Woody Allen’s films are pretty polarizing — you are either from that side of the world that loves them or you don’t care for his brand of humor. If I had to choose, I’d probably put myself in the latter camp, although I’d probably defer my decision until I had an opportunity to see more of his films. I’ve been told that most of the greats I haven’t seen. Anyhow, something drew me to Melinda and Melinda. The fact that Will Ferrell was in the movie and he wasn’t playing one of those over the top goofball characters pushed me over the edge. I’m glad I took a chance on this one.
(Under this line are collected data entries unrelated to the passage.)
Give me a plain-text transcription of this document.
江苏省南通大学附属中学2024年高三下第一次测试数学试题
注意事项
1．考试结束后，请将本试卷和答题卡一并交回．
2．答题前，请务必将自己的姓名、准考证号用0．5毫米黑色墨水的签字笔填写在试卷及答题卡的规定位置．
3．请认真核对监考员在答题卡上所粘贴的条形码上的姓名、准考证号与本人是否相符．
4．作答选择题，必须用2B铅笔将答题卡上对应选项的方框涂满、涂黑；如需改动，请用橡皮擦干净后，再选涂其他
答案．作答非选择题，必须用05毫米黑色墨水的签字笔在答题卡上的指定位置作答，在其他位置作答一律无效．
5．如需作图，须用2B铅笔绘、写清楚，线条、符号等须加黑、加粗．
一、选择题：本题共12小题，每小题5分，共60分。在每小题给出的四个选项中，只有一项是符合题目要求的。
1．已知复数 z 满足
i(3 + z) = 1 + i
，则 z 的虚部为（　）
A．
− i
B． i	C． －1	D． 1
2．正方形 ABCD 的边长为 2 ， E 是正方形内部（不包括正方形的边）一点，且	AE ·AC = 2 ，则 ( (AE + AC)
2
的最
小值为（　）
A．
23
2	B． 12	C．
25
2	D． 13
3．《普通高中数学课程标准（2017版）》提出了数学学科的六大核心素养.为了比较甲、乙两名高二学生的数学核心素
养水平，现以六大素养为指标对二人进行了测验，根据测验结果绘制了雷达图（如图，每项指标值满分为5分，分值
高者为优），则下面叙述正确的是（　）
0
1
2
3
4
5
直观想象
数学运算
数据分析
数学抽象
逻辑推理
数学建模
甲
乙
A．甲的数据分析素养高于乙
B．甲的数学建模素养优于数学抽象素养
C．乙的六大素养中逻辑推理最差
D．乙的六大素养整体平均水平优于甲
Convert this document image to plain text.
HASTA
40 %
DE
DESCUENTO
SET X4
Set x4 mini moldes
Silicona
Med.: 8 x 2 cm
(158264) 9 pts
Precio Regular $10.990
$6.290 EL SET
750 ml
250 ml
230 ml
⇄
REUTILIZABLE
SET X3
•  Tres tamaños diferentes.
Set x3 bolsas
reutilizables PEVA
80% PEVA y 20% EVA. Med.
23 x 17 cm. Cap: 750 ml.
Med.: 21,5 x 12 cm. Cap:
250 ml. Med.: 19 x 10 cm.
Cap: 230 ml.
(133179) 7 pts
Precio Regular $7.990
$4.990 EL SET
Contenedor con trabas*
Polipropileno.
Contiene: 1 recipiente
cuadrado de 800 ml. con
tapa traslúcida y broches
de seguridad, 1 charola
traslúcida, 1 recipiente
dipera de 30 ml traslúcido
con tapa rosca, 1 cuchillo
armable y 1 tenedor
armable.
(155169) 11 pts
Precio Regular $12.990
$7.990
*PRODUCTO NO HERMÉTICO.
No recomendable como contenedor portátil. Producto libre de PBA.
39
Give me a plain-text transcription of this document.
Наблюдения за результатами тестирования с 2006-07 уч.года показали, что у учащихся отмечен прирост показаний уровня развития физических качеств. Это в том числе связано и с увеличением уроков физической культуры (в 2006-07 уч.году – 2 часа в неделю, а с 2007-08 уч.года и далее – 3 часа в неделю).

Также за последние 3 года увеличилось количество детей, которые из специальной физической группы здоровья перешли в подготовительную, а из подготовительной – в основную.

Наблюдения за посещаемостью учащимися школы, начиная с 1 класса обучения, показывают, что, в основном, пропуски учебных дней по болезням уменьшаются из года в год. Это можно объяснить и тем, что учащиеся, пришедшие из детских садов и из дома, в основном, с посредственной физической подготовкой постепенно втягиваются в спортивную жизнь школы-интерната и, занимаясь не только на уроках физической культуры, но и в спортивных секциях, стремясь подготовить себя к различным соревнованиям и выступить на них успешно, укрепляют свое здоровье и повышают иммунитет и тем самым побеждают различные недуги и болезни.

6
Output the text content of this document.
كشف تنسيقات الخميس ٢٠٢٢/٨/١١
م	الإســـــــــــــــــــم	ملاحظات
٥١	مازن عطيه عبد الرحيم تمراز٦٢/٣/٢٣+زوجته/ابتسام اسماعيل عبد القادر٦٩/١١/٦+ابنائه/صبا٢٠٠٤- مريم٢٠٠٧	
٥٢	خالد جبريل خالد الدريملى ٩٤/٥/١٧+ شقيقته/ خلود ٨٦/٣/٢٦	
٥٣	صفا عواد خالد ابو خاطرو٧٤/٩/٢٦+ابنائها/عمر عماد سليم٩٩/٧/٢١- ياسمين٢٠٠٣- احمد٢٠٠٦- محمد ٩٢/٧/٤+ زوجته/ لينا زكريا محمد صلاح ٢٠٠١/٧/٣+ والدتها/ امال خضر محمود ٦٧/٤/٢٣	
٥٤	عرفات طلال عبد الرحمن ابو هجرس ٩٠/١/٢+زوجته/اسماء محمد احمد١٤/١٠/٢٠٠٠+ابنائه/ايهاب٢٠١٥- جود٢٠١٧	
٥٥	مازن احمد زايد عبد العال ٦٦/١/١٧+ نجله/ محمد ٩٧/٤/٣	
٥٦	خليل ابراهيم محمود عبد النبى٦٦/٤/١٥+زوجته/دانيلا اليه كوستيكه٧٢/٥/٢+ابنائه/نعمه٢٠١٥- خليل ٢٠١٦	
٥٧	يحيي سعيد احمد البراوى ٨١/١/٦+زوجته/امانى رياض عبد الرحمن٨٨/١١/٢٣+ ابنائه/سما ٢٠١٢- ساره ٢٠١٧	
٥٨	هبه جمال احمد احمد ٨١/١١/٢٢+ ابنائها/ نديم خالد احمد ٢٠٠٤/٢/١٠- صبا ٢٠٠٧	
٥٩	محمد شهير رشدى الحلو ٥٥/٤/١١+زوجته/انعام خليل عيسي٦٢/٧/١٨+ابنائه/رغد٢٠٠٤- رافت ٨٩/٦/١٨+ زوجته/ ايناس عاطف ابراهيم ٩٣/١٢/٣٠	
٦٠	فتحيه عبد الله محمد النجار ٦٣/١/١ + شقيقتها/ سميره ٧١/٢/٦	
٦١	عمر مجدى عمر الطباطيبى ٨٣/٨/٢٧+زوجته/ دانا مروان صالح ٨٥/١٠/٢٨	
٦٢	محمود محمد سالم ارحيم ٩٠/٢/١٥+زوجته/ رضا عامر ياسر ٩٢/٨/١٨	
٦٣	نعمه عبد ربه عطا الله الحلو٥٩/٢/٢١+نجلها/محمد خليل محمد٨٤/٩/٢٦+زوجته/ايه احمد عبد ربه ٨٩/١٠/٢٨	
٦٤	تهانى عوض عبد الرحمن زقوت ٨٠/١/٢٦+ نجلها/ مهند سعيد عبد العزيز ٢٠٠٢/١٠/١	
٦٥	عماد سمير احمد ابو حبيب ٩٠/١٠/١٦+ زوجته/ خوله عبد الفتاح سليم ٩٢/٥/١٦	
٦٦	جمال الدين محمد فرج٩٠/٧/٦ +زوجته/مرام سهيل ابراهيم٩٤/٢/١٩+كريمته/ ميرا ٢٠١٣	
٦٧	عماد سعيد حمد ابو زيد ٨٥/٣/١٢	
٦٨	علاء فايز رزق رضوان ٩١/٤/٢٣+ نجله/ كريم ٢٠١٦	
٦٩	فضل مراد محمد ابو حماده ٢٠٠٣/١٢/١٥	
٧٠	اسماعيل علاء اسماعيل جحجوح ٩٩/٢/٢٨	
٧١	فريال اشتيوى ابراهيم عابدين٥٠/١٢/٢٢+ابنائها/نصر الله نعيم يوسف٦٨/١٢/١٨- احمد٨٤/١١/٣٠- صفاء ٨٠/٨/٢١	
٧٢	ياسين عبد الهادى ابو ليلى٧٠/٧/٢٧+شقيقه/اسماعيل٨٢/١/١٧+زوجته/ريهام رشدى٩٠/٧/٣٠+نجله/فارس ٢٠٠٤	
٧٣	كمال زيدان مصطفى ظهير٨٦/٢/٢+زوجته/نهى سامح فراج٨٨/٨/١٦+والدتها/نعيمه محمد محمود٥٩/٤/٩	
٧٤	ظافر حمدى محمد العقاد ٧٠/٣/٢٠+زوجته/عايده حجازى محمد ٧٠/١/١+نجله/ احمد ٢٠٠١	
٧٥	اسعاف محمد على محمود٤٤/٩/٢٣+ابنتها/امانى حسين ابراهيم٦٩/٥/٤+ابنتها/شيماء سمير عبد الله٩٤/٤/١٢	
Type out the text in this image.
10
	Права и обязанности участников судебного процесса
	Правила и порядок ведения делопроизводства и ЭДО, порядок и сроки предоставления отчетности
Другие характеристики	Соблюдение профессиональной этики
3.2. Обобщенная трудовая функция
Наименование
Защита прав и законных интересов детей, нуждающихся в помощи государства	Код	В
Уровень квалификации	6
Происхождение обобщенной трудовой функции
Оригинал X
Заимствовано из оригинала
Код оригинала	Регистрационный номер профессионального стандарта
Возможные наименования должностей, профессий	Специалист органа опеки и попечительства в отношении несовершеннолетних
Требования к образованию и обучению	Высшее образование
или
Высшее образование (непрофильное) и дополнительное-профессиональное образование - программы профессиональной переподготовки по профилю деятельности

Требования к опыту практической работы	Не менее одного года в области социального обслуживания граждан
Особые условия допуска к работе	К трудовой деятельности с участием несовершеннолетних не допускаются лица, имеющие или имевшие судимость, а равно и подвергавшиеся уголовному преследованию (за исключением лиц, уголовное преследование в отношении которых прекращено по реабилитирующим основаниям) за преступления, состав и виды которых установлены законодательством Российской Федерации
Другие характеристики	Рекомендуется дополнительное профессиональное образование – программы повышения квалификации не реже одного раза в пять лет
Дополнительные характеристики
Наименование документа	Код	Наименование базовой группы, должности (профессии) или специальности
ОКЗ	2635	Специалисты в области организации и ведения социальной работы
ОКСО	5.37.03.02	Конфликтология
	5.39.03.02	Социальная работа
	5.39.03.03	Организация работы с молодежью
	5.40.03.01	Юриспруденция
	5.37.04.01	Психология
Melinda and Melinda is a film about two writers who are discussing their philosophical approaches to film while out eating dinner with friends. One feels that comedy is the more genuine human emotion (Wallace Shawn) while the other (Larry Pine) feels that tragedy is more stirring. In what plays out as somewhat of an experiment, working from the same plot, both writers proceed to build the story out — with one the story a comedic slant and the other giving it much more tragic feel. The results are pretty funny and actually pretty engaging — especially compared to Allen’s other films, which always struck me as being heavy on humor and witty (and wordy) dialogue, but not much in the way of character development. This is not a stark change from other films, but during this film, I was very curious to find out how each story was resolved. One interesting note: different casts are used to carry out each story with the exception of the title role which is played in both stories by Radha Mitchell.
Initially I was a bit let down by Will Ferrell’s role. You could almost see Woody’s reflection on the mirrors of some shots as Ferrell’s character seems to be doing his best Woody Allen imitation through most of the film. However, as the story moves forward, Ferrell has funniest lines and reactions in the movie. I still want to see him in a serious role (a la Jim Carrey in Eternal Sunshine) but, as I found myself laughing out loud watching the DVD, I’m glad he didn’t choose this film to do it.
As with any Woody Allen film, the cast is a solid crew of faces you’ll have seen before. Steve Carell even makes a small appearance. The dialogue is a bit heavy on the ‘posh-new-yorker-talkin-about-my-entertainment-industry-job’ side, but the overall story is easy to follow and rewards the viewer who pays close attention to subtle differences in how each writer plays out his story.
I was pleasantly surprised by this film and after seeing it, I immediately put Match Point in the queue. (I might become a fan of Woody Allen’s films yet.) This film is smart, funny and intriguing. If the idea of watching a tragedy and a comedy alternate turns and play out on the same screen entices you in any way, check this one out.